L’evoluzione dei contagi e la ricostruzione del focolaio
L’epidemia si è sviluppata a partire dai mesi estivi, un periodo in cui il parassita microscopico Cyclospora tende a diffondersi con maggiore frequenza sui prodotti agricoli freschi messi in commercio. Le indagini epidemiologiche condotte dalle autorità federali hanno identificato nella lattuga iceberg proveniente dal Messico centrale la matrice primaria della contaminazione. Il prodotto, distribuito dal colosso ortofrutticolo Taylor Farms — azienda con un fatturato annuo superiore ai 7 miliardi di dollari (circa 6,4 miliardi di euro) —, era stato servito in diverse catene di ristorazione veloce, tra cui Taco Bell, oltre che distribuito nei canali di vendita al dettaglio.
Nel mese di luglio, Taylor Farms ha avviato un richiamo volontario dei lotti interessati per contenere la diffusione del parassita. Ciononostante, il numero di infezioni ha continuato a crescere in gran parte del territorio nazionale. I dati dei Centers for Disease Control and Prevention (CDC) mostrano oltre 6.707 casi confermati da analisi di laboratorio, affiancati da più di 11.500 casi sospetti. Lo Stato del Michigan risulta il più severamente colpito, con 11.234 infezioni registrate e 193 ricoveri ospedalieri dall’inizio di maggio.
La ciclosporiasi è un’infezione intestinale causata da un parassita microscopico che provoca diarrea acquosa prolungata, nausea e gravi forme di disidratazione.
I rischi clinici e l’impatto della patologia sui soggetti fragili
La ciclosporiasi non viene generalmente considerata una malattia letale nelle persone adulte in buone condizioni generali di salute. Tuttavia, la perdita prolungata di fluidi ed elettroliti rappresenta un fattore di rischio significativo per le categorie biologicamente più vulnerabili, come gli anziani, i neonati e le persone affette da immunodeficienza o da gravi malattie croniche.
Per i pazienti fragili, l’incapacità di avvertire tempestivamente la disidratazione o di compensarla può trasformare un’infezione gastrointestinale in una complicazione sistemica potenzialmente fatale.
A livello medico, il trattamento della patologia richiede l’uso di specifici antibiotici per eliminare il microrganismo dal tratto digerente.
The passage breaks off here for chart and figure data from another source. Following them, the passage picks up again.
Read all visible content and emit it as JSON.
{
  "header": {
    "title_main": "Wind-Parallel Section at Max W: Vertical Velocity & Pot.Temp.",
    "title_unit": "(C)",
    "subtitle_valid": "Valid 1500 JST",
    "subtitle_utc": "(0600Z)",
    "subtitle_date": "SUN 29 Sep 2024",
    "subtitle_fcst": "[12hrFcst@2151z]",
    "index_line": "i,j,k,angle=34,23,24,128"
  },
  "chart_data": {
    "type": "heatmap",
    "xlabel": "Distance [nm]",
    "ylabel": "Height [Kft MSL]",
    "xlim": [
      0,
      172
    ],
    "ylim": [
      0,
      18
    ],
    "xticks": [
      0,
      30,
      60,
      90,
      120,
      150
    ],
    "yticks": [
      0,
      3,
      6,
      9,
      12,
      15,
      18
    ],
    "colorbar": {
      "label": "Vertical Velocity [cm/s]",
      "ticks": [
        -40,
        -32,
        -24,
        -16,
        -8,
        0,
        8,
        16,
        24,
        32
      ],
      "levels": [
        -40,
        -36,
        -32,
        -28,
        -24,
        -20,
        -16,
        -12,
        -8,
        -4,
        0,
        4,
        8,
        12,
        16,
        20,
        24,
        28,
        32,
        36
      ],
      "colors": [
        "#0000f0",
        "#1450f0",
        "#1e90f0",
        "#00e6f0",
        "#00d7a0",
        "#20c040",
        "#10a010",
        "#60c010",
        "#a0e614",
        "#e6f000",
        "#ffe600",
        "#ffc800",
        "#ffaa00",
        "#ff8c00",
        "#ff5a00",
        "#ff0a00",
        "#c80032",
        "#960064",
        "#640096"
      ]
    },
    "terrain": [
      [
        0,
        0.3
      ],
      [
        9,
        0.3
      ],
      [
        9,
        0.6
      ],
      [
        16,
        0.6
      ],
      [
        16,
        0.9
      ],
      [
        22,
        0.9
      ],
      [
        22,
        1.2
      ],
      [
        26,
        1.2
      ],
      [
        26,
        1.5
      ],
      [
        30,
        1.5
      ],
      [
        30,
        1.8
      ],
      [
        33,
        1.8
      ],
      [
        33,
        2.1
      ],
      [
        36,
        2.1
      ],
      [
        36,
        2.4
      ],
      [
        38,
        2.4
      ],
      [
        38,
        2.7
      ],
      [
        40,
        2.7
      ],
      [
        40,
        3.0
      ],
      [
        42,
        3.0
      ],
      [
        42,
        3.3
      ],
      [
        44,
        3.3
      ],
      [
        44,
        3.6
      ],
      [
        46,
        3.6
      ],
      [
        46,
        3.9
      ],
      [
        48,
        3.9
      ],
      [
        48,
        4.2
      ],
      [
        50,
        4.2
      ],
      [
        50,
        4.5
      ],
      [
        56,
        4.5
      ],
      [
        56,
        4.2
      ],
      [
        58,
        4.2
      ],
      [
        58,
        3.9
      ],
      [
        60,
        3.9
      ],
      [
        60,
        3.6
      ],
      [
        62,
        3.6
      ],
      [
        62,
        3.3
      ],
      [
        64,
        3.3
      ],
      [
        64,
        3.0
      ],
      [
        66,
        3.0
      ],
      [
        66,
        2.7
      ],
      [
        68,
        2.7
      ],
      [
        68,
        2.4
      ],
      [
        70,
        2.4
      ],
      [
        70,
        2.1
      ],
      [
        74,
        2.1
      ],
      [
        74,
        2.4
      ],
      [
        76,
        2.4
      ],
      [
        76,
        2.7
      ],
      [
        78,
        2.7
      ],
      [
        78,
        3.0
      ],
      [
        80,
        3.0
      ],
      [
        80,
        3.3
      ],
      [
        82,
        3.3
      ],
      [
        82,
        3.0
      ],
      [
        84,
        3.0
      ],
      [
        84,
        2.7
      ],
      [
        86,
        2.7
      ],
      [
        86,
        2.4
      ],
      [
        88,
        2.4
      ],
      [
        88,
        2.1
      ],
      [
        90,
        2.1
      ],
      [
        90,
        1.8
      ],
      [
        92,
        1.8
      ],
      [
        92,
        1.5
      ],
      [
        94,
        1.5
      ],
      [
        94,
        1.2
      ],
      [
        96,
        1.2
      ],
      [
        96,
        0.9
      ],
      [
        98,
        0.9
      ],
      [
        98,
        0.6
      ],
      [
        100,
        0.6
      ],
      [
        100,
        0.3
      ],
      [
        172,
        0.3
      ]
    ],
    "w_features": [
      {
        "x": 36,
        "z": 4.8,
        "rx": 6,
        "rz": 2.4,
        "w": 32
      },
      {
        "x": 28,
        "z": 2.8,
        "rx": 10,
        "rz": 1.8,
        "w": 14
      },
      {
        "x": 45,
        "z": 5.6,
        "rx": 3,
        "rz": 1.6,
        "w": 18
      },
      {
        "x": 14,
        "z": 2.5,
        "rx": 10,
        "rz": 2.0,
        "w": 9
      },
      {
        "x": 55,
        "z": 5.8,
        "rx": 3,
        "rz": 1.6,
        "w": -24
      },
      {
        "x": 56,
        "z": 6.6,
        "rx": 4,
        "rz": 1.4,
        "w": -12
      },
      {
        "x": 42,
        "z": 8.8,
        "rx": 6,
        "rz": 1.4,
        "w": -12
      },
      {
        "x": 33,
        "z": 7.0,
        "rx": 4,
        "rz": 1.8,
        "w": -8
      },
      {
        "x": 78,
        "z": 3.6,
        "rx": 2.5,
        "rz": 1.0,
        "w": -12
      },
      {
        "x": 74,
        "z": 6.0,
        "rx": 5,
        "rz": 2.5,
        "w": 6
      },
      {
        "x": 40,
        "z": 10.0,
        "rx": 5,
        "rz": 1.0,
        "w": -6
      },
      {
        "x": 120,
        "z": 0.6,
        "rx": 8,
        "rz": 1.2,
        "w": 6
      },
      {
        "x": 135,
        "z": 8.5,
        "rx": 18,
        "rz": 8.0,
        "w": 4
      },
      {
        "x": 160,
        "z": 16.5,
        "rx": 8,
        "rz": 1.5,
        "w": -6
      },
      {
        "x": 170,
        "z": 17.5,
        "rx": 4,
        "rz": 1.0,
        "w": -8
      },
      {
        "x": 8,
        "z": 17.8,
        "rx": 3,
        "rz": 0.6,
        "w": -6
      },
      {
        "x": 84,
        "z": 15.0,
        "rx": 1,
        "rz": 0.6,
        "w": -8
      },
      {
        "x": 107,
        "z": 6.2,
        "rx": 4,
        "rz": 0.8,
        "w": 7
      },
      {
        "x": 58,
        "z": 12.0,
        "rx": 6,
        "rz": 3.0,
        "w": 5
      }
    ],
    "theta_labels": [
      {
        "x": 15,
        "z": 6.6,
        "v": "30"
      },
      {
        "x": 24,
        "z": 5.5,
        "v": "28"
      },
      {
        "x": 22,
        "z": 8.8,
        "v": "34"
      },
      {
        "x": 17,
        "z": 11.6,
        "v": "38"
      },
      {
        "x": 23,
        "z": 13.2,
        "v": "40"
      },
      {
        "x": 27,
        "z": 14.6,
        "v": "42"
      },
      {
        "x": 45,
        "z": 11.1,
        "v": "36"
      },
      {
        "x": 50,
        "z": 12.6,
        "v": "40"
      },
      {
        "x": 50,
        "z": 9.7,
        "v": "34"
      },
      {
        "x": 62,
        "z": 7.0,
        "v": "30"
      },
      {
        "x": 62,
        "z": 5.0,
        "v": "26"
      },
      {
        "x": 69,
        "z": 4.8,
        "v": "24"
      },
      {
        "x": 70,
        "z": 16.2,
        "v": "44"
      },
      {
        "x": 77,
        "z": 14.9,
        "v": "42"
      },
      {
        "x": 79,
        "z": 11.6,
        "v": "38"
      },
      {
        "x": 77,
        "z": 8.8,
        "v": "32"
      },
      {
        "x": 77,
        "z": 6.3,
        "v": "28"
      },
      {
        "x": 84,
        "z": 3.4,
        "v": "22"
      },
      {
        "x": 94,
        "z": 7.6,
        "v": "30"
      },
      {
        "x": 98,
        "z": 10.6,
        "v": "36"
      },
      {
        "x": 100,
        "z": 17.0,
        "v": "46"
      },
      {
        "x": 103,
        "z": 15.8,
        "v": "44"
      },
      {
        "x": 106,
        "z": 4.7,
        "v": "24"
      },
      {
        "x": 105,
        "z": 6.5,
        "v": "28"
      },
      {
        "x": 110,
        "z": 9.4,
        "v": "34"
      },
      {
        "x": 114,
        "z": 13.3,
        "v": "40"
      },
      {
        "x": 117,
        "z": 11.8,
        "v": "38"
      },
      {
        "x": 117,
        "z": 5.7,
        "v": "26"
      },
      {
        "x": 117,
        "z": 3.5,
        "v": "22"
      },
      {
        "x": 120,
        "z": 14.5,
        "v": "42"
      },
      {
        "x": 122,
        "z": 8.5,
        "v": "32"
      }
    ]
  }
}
Senza una terapia adeguata, l’infezione può mostrare un decorso altalenante con ricadute che si protraggono per oltre un mese.
Cosa comporta l’epidemia per la sicurezza alimentare
La presenza di Cyclospora sulle verdure fresche evidenzia le sfide legate al lavaggio e alla decontaminazione nei processi industriali. Poiché il parassita viene trasmesso principalmente attraverso acqua o terreno contaminati, la sua rimozione dalle foglie risulta complessa tramite i normali lavaggi domestici o industriali.